Hey adventurers!
Thanks for checking out this week's MythForce interview with Jason Perry!
Jason joined Beamdog in 2018 as a quality assurance analyst after performing similar work elsewhere. In his spare time, he enjoys writing, designing and playing games (including D&D and LARPs), traveling, amateur voice acting, sketching, and martial arts. His most recent passion is 2000s video games, looking back at an age when there was high competition and people didn't yet know what a hit formula was.
What games first attracted you to game design?
I have a special place in my heart for Legend of Dragoon and the Baldur's Gate series, but maybe Yu-Gi-Oh was what attracted me to making games. I remember using the cards to make other games with different rules, which led to making my own card games from scratch.
What is it about 80s fantasy animation that works so well in a video game?

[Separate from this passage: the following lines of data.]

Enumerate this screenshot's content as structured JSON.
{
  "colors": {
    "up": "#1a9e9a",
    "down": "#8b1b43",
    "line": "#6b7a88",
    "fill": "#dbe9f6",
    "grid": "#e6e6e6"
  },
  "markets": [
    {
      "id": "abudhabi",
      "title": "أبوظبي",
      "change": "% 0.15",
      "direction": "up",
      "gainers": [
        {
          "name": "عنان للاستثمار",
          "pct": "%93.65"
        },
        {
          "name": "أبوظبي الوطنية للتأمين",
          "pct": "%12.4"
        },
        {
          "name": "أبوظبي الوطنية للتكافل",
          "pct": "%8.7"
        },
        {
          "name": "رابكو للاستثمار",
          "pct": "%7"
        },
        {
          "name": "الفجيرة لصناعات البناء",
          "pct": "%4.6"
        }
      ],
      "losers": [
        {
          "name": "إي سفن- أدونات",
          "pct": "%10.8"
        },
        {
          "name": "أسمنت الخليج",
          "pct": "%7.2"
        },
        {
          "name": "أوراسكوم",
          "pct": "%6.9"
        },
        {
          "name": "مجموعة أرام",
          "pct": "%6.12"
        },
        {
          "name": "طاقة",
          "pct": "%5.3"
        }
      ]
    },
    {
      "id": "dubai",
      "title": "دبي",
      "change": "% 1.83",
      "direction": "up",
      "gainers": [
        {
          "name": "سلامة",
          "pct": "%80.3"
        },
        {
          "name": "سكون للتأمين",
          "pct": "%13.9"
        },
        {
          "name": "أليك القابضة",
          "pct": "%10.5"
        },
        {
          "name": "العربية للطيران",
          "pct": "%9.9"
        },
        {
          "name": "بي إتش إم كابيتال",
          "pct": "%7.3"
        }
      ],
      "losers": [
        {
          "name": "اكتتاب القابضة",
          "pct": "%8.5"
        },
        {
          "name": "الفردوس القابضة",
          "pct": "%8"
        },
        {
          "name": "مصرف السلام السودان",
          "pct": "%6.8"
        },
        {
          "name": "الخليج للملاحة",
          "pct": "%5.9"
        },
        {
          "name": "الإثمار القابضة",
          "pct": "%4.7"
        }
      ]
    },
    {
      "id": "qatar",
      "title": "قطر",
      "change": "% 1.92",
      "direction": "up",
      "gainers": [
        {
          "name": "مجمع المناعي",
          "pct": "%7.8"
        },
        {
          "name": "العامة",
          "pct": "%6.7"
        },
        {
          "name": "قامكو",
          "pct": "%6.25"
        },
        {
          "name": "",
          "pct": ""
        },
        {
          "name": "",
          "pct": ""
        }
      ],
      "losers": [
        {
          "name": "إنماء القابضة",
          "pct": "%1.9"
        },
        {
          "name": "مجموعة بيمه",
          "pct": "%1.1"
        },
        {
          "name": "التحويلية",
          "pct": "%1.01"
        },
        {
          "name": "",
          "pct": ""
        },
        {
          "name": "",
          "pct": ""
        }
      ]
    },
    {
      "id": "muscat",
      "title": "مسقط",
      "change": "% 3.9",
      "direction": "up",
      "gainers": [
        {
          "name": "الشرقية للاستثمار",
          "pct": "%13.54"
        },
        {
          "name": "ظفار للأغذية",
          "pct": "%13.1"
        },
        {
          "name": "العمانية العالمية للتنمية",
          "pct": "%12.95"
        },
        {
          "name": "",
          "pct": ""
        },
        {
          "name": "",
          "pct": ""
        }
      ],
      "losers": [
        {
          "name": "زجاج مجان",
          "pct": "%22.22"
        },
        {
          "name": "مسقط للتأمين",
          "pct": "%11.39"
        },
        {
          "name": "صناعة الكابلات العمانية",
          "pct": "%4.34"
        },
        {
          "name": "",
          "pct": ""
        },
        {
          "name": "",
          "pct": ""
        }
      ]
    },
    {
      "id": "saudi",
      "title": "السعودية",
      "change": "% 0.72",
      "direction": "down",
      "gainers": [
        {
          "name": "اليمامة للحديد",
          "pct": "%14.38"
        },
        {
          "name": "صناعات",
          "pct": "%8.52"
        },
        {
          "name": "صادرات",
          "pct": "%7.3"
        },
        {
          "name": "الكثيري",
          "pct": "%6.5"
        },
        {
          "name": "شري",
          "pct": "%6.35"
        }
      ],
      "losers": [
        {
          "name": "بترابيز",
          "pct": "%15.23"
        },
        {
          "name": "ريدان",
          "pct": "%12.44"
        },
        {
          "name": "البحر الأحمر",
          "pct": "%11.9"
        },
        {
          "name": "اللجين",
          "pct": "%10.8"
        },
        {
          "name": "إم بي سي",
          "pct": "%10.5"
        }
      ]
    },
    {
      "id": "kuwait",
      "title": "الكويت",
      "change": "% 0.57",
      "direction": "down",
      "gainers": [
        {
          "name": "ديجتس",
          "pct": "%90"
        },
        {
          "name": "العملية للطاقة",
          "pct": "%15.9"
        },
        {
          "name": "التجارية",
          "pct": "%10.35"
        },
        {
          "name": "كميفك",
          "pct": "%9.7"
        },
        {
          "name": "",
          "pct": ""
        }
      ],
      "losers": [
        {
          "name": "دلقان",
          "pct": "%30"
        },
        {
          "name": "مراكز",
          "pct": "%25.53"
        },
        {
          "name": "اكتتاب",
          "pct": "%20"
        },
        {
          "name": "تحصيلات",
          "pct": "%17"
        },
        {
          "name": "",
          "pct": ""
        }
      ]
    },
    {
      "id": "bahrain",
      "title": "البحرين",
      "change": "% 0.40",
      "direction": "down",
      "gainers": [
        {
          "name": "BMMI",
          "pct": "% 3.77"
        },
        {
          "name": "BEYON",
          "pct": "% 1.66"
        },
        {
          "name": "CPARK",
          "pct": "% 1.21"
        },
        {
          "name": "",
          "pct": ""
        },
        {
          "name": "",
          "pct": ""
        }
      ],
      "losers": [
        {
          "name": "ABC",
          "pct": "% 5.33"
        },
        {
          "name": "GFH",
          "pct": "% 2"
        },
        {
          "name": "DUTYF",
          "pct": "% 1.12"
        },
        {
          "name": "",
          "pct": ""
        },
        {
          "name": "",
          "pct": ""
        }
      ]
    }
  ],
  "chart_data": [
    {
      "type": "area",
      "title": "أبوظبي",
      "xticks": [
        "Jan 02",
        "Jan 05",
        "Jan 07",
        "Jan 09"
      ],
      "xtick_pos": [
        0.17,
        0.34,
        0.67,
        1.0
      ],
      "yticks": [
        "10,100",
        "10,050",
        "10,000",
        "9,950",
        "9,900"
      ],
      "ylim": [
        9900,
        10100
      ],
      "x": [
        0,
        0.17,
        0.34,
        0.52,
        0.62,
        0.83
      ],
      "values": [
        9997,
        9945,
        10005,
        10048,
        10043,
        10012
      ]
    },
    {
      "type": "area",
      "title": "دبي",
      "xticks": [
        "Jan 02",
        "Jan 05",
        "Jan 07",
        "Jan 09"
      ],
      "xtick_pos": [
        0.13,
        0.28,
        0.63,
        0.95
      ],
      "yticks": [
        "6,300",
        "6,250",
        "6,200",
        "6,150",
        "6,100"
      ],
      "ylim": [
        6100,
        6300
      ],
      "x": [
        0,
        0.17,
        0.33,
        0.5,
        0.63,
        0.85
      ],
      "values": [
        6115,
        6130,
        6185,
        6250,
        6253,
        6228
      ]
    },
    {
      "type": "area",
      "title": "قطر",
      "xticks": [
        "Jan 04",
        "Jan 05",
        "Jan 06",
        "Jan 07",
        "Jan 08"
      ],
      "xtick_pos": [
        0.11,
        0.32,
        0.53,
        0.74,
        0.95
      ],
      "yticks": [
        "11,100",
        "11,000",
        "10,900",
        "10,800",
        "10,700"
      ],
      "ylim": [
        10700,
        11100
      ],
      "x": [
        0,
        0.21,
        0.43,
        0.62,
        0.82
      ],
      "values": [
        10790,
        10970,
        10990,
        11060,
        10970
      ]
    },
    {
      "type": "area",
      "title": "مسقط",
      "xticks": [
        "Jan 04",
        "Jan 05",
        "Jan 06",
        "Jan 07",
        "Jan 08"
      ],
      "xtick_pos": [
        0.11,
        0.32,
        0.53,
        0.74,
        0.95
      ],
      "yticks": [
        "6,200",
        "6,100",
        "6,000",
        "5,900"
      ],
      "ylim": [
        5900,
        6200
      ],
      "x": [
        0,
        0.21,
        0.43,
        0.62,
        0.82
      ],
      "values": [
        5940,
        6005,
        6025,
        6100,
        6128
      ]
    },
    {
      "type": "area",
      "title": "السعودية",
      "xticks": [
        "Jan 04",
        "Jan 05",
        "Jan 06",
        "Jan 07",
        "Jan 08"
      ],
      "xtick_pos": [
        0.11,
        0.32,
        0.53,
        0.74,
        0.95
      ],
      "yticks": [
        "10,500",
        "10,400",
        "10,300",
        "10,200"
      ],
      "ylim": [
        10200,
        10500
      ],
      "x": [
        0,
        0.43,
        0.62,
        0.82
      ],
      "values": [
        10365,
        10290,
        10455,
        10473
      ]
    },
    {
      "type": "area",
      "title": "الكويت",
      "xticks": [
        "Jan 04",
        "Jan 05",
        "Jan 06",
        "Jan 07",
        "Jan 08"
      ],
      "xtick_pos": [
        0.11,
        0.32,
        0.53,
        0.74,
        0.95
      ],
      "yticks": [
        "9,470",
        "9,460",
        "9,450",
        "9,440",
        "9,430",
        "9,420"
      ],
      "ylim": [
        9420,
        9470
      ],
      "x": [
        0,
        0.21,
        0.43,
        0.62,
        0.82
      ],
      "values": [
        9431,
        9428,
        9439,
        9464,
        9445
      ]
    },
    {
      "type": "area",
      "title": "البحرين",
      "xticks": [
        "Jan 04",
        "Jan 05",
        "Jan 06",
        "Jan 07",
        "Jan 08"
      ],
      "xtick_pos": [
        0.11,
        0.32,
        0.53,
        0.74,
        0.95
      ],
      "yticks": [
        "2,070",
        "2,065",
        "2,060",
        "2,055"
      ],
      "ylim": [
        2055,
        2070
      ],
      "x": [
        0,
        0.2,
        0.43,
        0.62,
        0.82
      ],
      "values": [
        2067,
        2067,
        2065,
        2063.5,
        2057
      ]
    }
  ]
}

I think we've reached a point with technology where you can achieve what kids growing up in the 80s could envision their 2D heroes to look like in 3D. So I feel like the leap from watching your cartoon to playing your cartoon is easy now and elicits the same joy.
What is your favorite 80s cartoon, and what do you love about it?
Duck Tales. From what I can recall, it was just a fun time to watch. I recently watched the re-make as it was coming out and had a lot of laughs in the first season.
What's the most satisfying/challenging/unusual task you've had while working on MythForce?
During testing, one of our enemy types would just spawn with elongated limbs. I have no idea why it happened, but you'd just walk through a dungeon and then see this long line on the screen slowly moving, then you'd trace it back and it was attached to an enemy. Unusual and funny.
Which is your favorite MythForce character to play, and why?
I like Victoria. I'm partial to knights but also, in my short stint of playing MMOs, I would main a healer or a tank. Victoria feels like my usual playstyle.
What is the most exciting, ridiculous, triumphant, or humiliating moment you've had while playing MythForce?
I think when you're down to the wire it's the most exciting. All your teammates are dead, and you're living on one hit till death. That's thrilling. I've both failed and succeeded in those circumstances, and it's fun both ways.
How does the cooperative mode in MythForce compare with the solo play experience?
I like solo play. It's a lot more difficult, but it's got a different feel from multiplayer. Maybe it's the Dark Souls player in me talking, but I find pitting yourself against the odds is rewarding.